Little Britain is an area in the town of New Windsor, Orange County, New York, United States, south of and adjacent to Stewart International Airport. The name spread to the surrounding region, which at that time was part of Ulster County.

==History==
The area of Little Britain was part of a patent issued to Andrew Johnston on July 19, 1719 for 2,000 acres. It was first settled circa 1724 by John Humphrey, who purchased a farm lot of 250 acres. Peter Mullinder purchased a farm in 1729; the following month Robert Burnet of Scotland, by way of Raritan, New Jersey and John Reid also bought land.

Charles Clinton was a native of County Longford, Ireland, who espoused Jacobite sympathies. Having persuaded a number of his friends and relatives to join him, he left Ireland and arrived at Little Britain in 1731. Among those who accompanied him were William Borland, Alexander Denniston, Thomas Dunlap, Robert Frazer, William Hamilton, and George Lille. Clinton became a judge of the court of common pleas.

In 1770, Little Britain was designated a road district for the purpose of maintenance. Little Britain Road was one of the first roads in the town.

In 1737, there being but few children in the settlement, Little Britain had no schoolmaster, but around 1751 the Rev. John Moffat, pastor of Goodwill Church, having succeeded John McNeil, opened "Moffat's Academy", which was located in a house on a farm owned by Robert Shaw, on the road from Little Britain to Washingtonville. By 1814, the Little Britain Meetinghouse school district was established.

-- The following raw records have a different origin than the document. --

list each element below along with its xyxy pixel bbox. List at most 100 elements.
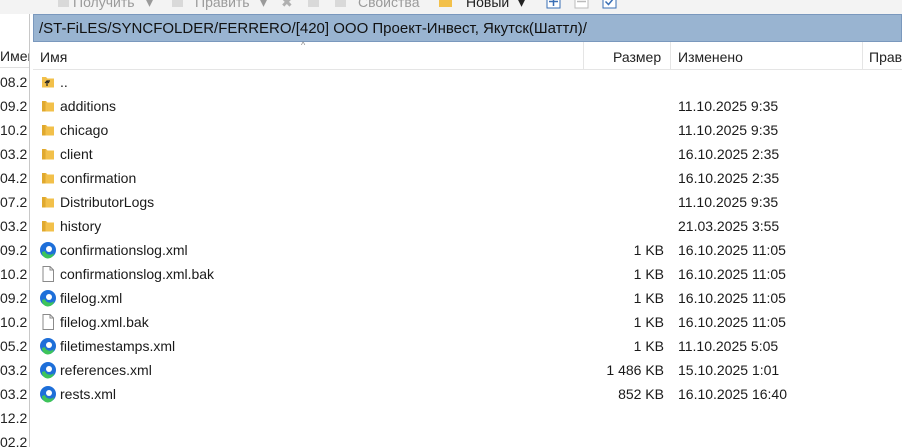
toolbar: Получить ▾ Править ▾ ✖ Свойства Новый ▾ [0,0,902,14]
file-row[interactable]: filelog.xml.bak 1 KB 16.10.2025 11:05 [33,310,902,334]
file-name: filelog.xml.bak [60,314,149,330]
get-dropdown-icon[interactable]: ▾ [146,0,153,14]
file-modified: 11.10.2025 9:35 [678,98,779,114]
column-header-rights[interactable]: Прав [869,42,902,70]
folder-icon [42,125,54,136]
left-row-date[interactable]: 10.2 [0,118,29,142]
file-row[interactable]: confirmationslog.xml.bak 1 KB 16.10.2025 1… [33,262,902,286]
file-size: 1 KB [633,266,664,282]
minus-icon[interactable] [574,0,589,9]
folder-row[interactable]: .. [33,70,902,94]
edge-browser-icon [40,290,56,307]
edge-browser-icon [40,242,56,259]
file-name: filetimestamps.xml [60,338,176,354]
left-row-date[interactable]: 03.2 [0,142,29,166]
file-modified: 15.10.2025 1:01 [678,362,780,378]
file-modified: 16.10.2025 11:05 [678,290,786,306]
file-modified: 21.03.2025 3:55 [678,218,780,234]
left-row-date[interactable]: 09.2 [0,286,29,310]
file-size: 852 KB [618,386,664,402]
delete-icon[interactable]: ✖ [281,0,293,14]
new-folder-icon [439,0,452,7]
file-name: references.xml [60,362,152,378]
sort-ascending-icon: ^ [301,40,306,50]
file-row[interactable]: filelog.xml 1 KB 16.10.2025 11:05 [33,286,902,310]
file-name: confirmationslog.xml [60,242,188,258]
file-row[interactable]: rests.xml 852 KB 16.10.2025 16:40 [33,382,902,406]
file-modified: 16.10.2025 16:40 [678,386,787,402]
file-icon [42,266,54,282]
folder-row[interactable]: additions 11.10.2025 9:35 [33,94,902,118]
file-modified: 16.10.2025 11:05 [678,314,786,330]
plus-icon[interactable] [546,0,561,9]
left-row-date[interactable]: 05.2 [0,334,29,358]
file-size: 1 KB [633,242,664,258]
edge-browser-icon [40,386,56,403]
file-name: history [60,218,102,234]
file-modified: 11.10.2025 9:35 [678,194,779,210]
file-name: .. [60,74,68,90]
edge-browser-icon [40,362,56,379]
properties-button[interactable]: Свойства [358,0,419,14]
column-header-row: ^ Имя Размер Изменено Прав [33,40,902,70]
left-row-date[interactable]: 10.2 [0,262,29,286]
file-name: chicago [60,122,109,138]
folder-row[interactable]: DistributorLogs 11.10.2025 9:35 [33,190,902,214]
column-separator[interactable] [583,42,584,70]
file-name: confirmationslog.xml.bak [60,266,215,282]
left-row-date[interactable]: 07.2 [0,190,29,214]
file-modified: 16.10.2025 11:05 [678,266,786,282]
get-button[interactable]: Получить [73,0,135,14]
left-name-column-header[interactable]: Имен [0,44,29,68]
edit-dropdown-icon[interactable]: ▾ [260,0,267,14]
file-modified: 16.10.2025 11:05 [678,242,786,258]
left-row-date[interactable]: 03.2 [0,382,29,406]
edge-browser-icon [40,338,56,355]
edit-button[interactable]: Править [195,0,250,14]
left-row-date[interactable]: 02.2 [0,430,29,447]
file-row[interactable]: confirmationslog.xml 1 KB 16.10.2025 11:05 [33,238,902,262]
file-name: filelog.xml [60,290,123,306]
file-size: 1 KB [633,314,664,330]
left-row-date[interactable]: 08.2 [0,70,29,94]
column-header-name[interactable]: Имя [40,42,67,70]
rename-icon[interactable] [306,0,321,9]
column-separator[interactable] [670,42,671,70]
column-header-size[interactable]: Размер [613,42,661,70]
file-row[interactable]: references.xml 1 486 KB 15.10.2025 1:01 [33,358,902,382]
file-list: .. additions 11.10.2025 9:35 chicago 11.10.2… [33,70,902,447]
folder-row[interactable]: history 21.03.2025 3:55 [33,214,902,238]
left-row-date[interactable]: 03.2 [0,214,29,238]
folder-row[interactable]: confirmation 16.10.2025 2:35 [33,166,902,190]
folder-icon [42,221,54,232]
folder-row[interactable]: client 16.10.2025 2:35 [33,142,902,166]
left-row-date[interactable]: 12.2 [0,406,29,430]
download-icon [58,0,69,7]
file-modified: 16.10.2025 2:35 [678,170,780,186]
file-modified: 11.10.2025 9:35 [678,122,779,138]
left-row-date[interactable]: 09.2 [0,94,29,118]
file-row[interactable]: filetimestamps.xml 1 KB 11.10.2025 5:05 [33,334,902,358]
file-name: client [60,146,93,162]
column-separator[interactable] [862,42,863,70]
left-row-date[interactable]: 03.2 [0,358,29,382]
new-dropdown-icon[interactable]: ▾ [518,0,525,14]
folder-row[interactable]: chicago 11.10.2025 9:35 [33,118,902,142]
properties-icon [335,0,346,7]
file-size: 1 KB [633,338,664,354]
file-icon [42,314,54,330]
check-icon[interactable] [602,0,617,9]
left-file-panel: Имен 08.209.210.203.204.207.203.209.210.… [0,14,30,447]
path-bar[interactable]: /ST-FiLES/SYNCFOLDER/FERRERO/[420] ООО П… [33,14,902,42]
left-row-date[interactable]: 10.2 [0,310,29,334]
file-name: confirmation [60,170,137,186]
file-name: rests.xml [60,386,116,402]
left-row-date[interactable]: 09.2 [0,238,29,262]
left-row-date[interactable]: 04.2 [0,166,29,190]
file-modified: 16.10.2025 2:35 [678,146,780,162]
new-button[interactable]: Новый [466,0,509,14]
folder-icon [42,197,54,208]
column-header-modified[interactable]: Изменено [678,42,743,70]
file-name: DistributorLogs [60,194,155,210]
file-size: 1 KB [633,290,664,306]
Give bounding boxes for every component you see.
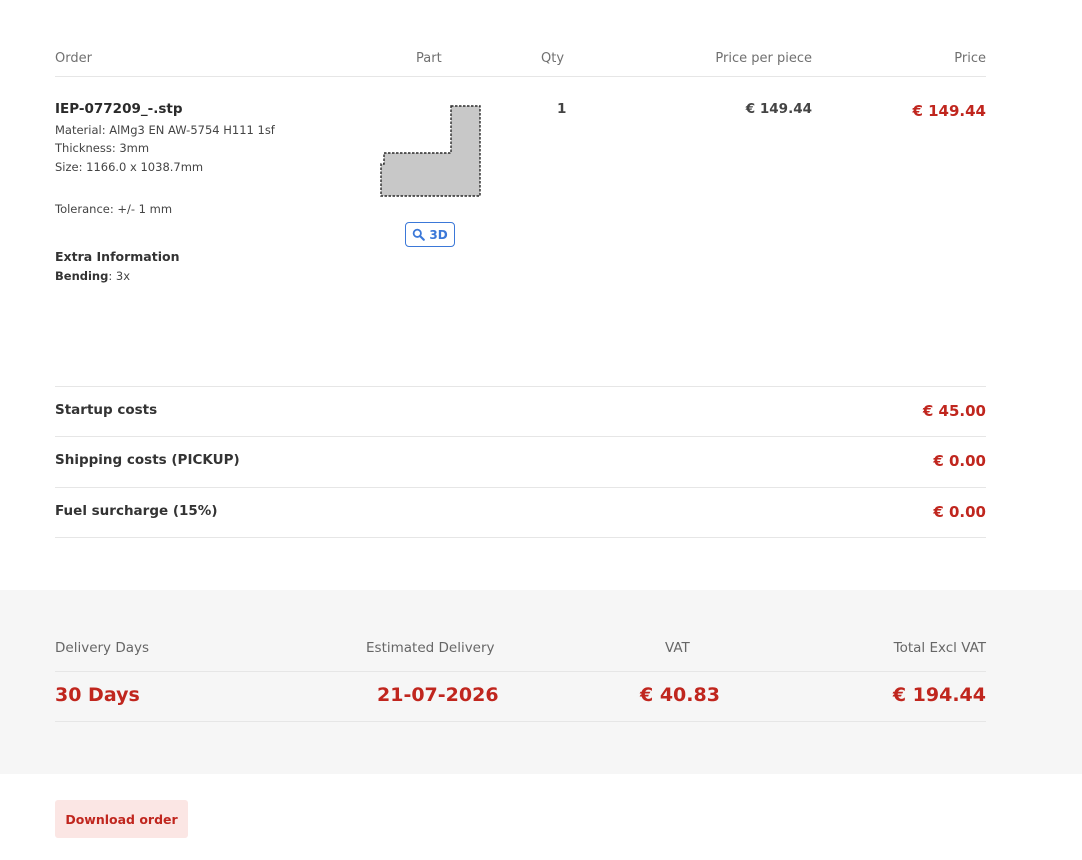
item-filename: IEP-077209_-.stp <box>55 101 183 117</box>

The first post office in the town was established at Little Britain on May 29, 1824. Hamilton Morrison was postmaster.

Little Britain was the birthplace of New York Governor DeWitt Clinton, his father General James Clinton and his uncle U.S. Vice President George Clinton.

Today it lends its name to Little Britain Elementary School, part of the Washingtonville school district. The Little Britain Grange hall also still stands near the intersection of NY 207 and NY 747.